Tip of the Week: A New Way to Be Productive
We’ve all been there before: looking at our schedule and finding that something has been added to our day, with little-to-no context to describe what it is we are supposed to do. This is not the kind of thing that leads to a productive office and a productive working environment. That’s why we’re sharing how to start each of your team’s responsibilities on the right foot for this week’s tip: tasking it out properly.
The Task Creation Formula
Some subject matter experts have chimed in on the topic and have provided a formula of sorts to help you task out your projects more effectively:
Step + Detail + Deadline + Context = Task
It is important to keep in mind that most processes will require someone to conduct more than one task, which means that you will likely need to repeat this equation a few times. Let’s break this process down.
For the sake of our example, let’s assume that the goal is to wind up with a specific homemade cake for an office birthday celebration.
Naturally, each task is going to require you to take some action, so that should be the first thing that you specify. What needs to be done to advance toward your goal? Should someone research something, design something, write something, even check something? Clarify precisely what it is that they need to do to complete their task.
Once the step has been made clear, you also need to provide enough specifics so someone reading the step would know how you want the task to be completed. These specifics should include things like:
- Who is responsible for the task, be it a department or an individual.

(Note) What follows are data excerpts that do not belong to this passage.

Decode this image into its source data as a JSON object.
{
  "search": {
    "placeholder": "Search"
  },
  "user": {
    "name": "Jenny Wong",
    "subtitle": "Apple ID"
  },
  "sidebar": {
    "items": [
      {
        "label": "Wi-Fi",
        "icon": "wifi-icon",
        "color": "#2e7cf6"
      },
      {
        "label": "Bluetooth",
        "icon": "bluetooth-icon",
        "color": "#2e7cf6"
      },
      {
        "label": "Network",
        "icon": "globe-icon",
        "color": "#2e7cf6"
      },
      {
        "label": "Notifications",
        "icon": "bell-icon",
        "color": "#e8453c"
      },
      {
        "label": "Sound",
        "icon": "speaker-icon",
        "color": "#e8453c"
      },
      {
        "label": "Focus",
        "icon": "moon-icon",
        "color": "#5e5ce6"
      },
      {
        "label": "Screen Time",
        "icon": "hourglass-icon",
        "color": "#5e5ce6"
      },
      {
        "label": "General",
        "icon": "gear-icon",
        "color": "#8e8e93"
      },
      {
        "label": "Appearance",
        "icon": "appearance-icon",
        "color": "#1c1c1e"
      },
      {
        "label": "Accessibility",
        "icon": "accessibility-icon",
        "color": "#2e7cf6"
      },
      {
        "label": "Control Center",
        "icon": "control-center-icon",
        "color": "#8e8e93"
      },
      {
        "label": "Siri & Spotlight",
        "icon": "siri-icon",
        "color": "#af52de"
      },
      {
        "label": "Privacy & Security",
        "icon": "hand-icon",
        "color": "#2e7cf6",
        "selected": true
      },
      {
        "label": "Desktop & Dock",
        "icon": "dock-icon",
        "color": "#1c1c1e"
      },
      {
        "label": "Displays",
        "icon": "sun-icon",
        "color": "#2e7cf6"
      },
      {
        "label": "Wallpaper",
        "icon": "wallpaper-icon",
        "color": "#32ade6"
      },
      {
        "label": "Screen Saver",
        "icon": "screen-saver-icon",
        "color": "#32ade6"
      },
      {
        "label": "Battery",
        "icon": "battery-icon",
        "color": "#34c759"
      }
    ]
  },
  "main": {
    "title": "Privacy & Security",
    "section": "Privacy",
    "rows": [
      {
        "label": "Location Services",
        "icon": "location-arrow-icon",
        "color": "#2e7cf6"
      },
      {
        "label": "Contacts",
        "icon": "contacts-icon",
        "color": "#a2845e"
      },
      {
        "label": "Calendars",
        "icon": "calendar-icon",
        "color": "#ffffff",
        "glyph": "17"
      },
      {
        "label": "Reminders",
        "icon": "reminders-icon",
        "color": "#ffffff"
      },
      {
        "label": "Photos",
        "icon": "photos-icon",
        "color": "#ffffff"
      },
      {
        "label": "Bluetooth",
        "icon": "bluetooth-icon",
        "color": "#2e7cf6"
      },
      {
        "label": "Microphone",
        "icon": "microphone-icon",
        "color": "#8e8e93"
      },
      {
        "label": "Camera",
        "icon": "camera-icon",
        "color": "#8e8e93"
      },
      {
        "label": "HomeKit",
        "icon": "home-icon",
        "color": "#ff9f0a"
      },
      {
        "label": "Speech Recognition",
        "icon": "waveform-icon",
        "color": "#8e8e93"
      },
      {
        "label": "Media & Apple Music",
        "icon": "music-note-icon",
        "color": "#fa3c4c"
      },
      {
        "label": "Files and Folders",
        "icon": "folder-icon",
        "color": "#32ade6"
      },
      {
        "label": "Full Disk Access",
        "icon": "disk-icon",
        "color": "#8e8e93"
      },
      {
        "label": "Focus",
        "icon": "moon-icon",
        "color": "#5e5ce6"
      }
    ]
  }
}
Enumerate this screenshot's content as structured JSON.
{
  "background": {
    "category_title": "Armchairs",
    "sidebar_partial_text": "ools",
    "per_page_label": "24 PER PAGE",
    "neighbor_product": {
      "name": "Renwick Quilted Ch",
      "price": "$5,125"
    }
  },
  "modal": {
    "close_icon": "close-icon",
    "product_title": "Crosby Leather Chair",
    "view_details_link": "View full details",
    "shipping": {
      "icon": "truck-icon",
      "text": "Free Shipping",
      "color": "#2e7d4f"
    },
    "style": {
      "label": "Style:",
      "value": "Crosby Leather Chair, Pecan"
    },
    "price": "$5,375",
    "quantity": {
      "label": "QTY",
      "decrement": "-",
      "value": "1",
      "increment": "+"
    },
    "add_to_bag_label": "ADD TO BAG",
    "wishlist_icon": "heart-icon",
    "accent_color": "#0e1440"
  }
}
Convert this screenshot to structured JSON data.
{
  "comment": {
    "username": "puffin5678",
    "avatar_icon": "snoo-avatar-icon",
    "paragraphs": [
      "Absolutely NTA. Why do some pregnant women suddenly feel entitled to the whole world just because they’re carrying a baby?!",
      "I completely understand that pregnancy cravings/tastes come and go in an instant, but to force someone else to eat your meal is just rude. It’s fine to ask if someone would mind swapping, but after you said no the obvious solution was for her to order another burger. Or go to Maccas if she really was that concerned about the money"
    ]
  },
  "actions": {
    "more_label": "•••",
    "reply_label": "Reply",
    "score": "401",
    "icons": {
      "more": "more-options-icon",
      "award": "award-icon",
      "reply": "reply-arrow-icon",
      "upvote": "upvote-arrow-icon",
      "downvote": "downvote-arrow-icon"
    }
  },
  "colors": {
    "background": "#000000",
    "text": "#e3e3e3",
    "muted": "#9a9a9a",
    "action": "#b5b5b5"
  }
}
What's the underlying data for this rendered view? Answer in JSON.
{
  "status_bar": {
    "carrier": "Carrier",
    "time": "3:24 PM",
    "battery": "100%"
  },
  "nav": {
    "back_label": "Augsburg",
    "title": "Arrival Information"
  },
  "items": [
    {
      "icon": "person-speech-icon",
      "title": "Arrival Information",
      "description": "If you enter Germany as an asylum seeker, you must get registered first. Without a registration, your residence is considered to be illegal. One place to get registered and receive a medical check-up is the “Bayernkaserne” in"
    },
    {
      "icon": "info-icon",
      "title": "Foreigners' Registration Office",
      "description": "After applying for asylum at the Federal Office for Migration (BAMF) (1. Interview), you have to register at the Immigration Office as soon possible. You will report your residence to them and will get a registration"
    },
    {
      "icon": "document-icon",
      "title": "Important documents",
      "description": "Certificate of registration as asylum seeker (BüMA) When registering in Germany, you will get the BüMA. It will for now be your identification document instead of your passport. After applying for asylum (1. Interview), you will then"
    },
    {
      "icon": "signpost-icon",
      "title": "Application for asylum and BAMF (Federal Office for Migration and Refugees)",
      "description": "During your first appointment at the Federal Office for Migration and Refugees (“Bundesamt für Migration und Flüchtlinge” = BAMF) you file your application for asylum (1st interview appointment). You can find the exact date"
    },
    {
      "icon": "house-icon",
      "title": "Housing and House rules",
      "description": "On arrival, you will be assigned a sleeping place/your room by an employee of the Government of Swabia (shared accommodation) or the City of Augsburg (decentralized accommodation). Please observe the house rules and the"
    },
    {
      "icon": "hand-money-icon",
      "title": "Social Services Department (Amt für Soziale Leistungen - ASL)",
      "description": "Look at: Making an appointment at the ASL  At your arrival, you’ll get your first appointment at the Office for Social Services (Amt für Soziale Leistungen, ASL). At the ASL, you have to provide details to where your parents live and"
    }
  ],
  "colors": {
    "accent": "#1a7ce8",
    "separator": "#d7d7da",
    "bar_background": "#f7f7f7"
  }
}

- What they are trying to accomplish through that task, or its purpose.
- Why (in terms of the overall process) there is a need for this task.
- Where they can find the resources you have provided for their task, as well as general guidance to help them complete it.
The final detail you need to include is one of the most crucial: When the task needs to be completed. A due date is important because it motivates projects to be done in a timely manner. This is another reason that your tasks might end up subdividing—different elements can be given different deadlines to ensure progress is being made at an appropriate rate.
Finally, you should always include the necessary details, such as the estimated time needed for the task to be completed, which project it will ultimately apply to, and how high on the person’s to-do list it should be ranked (because not everything can be “top priority”). These details give the person assigned to the task some point of reference to work it into their schedule accordingly.
So, returning to our cake for a moment, our task might look something like this:
“Bake Cake for Carol’s Birthday – DUE 4:00 Friday
Bake a chocolate cake for Carol’s birthday celebration – PRIORITY 2
Assigned to: NAME
*If unable to complete, please inform HR*
- 4:45 – 5:00: Get recipe from HR, check staff kitchen for needed ingredients/supplies
- 5:00 – 5:15: Report needs to HR
- 8:45 – 9:00: Check ingredients again and confirm with HR
- 12:45 – 2:30: Bake cake following recipe, cool in staff fridge
- 3:45 – 4:00: Decorate cake and return to fridge, inform HR that cake is ready”
And there you have it: an easy way to create an efficient process for your team members to follow by tasking it out properly.
Of course, there are also software solutions out there that simplify this process for you even further, so long as you encourage your users to completely populate any tasks they are assigning. Encouraging your team to follow processes is most effectively accomplished by making it as simple as possible.